News

ASU Professor Will Pursue Studies on School Choice

by DIVERSE staff , July 9, 2008

MESA, Ariz.

David Garcia, an assistant professor at Arizona State University,  has been selected as a 2008-2009 National Academy of Education/Spencer Postdoctoral Fellow to research the convergence of school choice and school accountability with the diversification of the Latino population in the United States.

Garcia, of the Division of Educational Leadership and Policy Studies in ASU's Mary Lou Fulton College of Education, is one of 20 fellows selected this year from  more than 150 applicants. He will receive a $55,000 award for the two-year fellowship.

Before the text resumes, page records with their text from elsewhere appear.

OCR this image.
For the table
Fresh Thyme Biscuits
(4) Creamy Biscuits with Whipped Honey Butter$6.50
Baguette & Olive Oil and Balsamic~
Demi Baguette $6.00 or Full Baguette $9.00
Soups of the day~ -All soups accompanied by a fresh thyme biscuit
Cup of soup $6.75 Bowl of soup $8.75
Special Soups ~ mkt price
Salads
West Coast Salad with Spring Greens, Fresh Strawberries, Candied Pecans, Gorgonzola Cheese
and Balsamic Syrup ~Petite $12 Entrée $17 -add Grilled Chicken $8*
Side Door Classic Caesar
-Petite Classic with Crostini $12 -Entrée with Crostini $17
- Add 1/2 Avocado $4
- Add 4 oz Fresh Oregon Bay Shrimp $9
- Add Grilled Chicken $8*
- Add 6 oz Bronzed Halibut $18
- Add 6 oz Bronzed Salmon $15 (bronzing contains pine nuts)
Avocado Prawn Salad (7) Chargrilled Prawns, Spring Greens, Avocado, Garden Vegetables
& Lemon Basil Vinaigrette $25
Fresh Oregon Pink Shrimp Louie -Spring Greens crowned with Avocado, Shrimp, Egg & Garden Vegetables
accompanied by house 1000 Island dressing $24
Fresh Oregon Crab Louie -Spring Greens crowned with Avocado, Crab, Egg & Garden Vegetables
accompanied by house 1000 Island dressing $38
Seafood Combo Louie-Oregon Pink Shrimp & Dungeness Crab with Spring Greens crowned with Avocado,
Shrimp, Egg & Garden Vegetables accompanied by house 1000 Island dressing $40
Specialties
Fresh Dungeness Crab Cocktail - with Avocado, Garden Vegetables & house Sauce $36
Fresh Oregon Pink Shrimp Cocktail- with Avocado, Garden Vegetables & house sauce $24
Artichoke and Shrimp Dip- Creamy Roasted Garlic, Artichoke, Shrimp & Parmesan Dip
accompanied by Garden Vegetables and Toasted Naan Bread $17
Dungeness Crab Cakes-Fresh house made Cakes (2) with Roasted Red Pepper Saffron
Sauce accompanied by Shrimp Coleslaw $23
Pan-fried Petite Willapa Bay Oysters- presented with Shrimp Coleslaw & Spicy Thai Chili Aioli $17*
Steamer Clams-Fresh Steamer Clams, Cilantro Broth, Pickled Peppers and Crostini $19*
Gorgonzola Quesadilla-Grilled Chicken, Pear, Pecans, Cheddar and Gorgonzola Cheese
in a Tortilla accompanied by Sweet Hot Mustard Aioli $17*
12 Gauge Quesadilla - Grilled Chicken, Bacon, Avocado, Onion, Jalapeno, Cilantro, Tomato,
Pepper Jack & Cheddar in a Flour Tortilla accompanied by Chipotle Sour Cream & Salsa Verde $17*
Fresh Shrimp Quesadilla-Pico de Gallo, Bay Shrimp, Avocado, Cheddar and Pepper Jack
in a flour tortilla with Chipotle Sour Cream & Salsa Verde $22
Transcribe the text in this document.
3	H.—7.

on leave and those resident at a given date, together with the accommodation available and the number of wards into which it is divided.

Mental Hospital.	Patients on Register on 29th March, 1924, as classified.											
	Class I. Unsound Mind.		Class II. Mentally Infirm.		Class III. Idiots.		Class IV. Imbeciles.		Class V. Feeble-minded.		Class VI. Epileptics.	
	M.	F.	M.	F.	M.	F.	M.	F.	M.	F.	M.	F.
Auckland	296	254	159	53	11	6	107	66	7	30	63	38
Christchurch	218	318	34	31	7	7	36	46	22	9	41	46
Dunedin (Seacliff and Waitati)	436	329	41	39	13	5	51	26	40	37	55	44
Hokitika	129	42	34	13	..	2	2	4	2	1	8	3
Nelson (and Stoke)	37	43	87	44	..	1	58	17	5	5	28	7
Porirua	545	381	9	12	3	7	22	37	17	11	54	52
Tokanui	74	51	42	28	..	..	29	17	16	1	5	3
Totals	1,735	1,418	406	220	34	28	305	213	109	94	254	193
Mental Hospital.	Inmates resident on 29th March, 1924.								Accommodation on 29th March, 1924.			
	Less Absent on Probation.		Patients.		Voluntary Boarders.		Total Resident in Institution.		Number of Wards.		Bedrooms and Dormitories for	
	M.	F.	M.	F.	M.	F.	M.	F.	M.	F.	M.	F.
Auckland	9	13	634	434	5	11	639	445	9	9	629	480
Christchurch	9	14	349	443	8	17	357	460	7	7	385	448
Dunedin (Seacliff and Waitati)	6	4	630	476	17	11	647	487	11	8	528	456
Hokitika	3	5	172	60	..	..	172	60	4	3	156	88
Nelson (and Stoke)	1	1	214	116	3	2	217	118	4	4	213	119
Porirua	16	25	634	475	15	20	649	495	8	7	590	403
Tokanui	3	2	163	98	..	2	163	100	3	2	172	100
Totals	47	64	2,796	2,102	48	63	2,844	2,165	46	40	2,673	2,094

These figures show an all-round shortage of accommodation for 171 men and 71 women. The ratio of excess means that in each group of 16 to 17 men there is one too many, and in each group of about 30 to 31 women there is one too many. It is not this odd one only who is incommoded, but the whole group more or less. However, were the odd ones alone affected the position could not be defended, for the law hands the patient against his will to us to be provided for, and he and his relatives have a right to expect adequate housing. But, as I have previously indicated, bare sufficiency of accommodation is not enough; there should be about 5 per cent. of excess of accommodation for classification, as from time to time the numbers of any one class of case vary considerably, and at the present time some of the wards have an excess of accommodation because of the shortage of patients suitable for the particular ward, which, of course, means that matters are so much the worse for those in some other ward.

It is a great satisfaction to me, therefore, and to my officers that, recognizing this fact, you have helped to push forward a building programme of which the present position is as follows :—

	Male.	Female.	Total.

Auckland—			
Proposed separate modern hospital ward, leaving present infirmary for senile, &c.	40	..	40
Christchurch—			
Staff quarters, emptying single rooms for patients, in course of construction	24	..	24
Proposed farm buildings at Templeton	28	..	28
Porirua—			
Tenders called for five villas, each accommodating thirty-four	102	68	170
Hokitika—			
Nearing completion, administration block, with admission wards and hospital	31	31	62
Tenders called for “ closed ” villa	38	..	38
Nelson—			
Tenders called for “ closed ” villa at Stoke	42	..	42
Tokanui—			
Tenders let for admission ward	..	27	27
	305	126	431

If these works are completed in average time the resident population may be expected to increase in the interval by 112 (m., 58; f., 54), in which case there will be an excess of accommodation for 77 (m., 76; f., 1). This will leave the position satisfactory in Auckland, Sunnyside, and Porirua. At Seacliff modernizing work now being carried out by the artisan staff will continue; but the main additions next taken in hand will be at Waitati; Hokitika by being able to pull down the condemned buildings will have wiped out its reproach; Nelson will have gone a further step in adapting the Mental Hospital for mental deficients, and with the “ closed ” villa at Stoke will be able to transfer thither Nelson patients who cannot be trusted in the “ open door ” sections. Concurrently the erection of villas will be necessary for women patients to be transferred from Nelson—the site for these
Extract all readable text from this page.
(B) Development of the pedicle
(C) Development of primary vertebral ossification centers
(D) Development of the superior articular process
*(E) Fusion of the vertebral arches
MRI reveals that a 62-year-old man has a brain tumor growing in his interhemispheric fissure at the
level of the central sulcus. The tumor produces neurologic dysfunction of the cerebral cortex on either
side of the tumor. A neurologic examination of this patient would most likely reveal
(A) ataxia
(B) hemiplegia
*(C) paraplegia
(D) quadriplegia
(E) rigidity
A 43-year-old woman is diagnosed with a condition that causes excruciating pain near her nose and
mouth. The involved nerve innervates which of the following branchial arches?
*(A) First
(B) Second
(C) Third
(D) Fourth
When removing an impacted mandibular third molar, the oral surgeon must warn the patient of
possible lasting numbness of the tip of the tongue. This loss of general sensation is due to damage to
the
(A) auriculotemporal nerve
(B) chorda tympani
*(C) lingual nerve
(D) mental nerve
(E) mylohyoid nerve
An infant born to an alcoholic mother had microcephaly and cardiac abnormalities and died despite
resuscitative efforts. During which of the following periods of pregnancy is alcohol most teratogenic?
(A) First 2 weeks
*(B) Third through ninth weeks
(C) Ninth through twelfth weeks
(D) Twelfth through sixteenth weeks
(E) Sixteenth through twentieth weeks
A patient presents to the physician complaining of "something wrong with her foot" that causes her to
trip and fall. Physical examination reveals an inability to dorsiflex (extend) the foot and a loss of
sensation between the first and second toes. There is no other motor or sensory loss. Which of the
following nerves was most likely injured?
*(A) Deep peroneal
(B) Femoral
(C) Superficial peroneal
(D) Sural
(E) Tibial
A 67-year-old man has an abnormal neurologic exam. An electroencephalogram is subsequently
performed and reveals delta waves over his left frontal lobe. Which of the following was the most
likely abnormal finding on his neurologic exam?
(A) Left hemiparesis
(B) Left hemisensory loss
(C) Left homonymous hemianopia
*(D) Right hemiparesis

“Dr. Garcia's study to examine the diversification of the Hispanic community and the union of accountability and school choice policies has the potential to provide critically important information for Arizona and the nation,” says Stafford Hood, associate dean for research with the Fulton College. “The steady and rapid increase of the Hispanic population in major urban areas in the Midwest, South and East Coast -- where they had not typically been present in large numbers -- increases the potential of Dr. Garcia's research to inform state and federal policy-makers. His work has consistently been of high quality, and many of us eagerly await what we might learn from this particular project.”

In Arizona, school choice offers students the opportunity to attend public, charter or private schools. Garcia says evidence indicates school choice also leads to self-segregation, but previous studies looked only at non-Hispanic students.

“There has been no consistent stream of research on Latinos and school choice,” he says. “The research does reveal that students who leave traditional public schools tend to attend charter schools with others of the same race. Latinos, however, do not.”

Garcia says previous studies has not looked at the viewpoint of Latino parents, who might have strong opinions that could shape school policy.

Garcia intends to take into account the fact that Latinos differ from other minority groups in that they have assimilated over generations and are more likely to live in mixed-race neighborhoods. At the same time, new immigrants are changing community dynamics nationwide. This shift is largely unexplored in the area of school choice, Garcia says.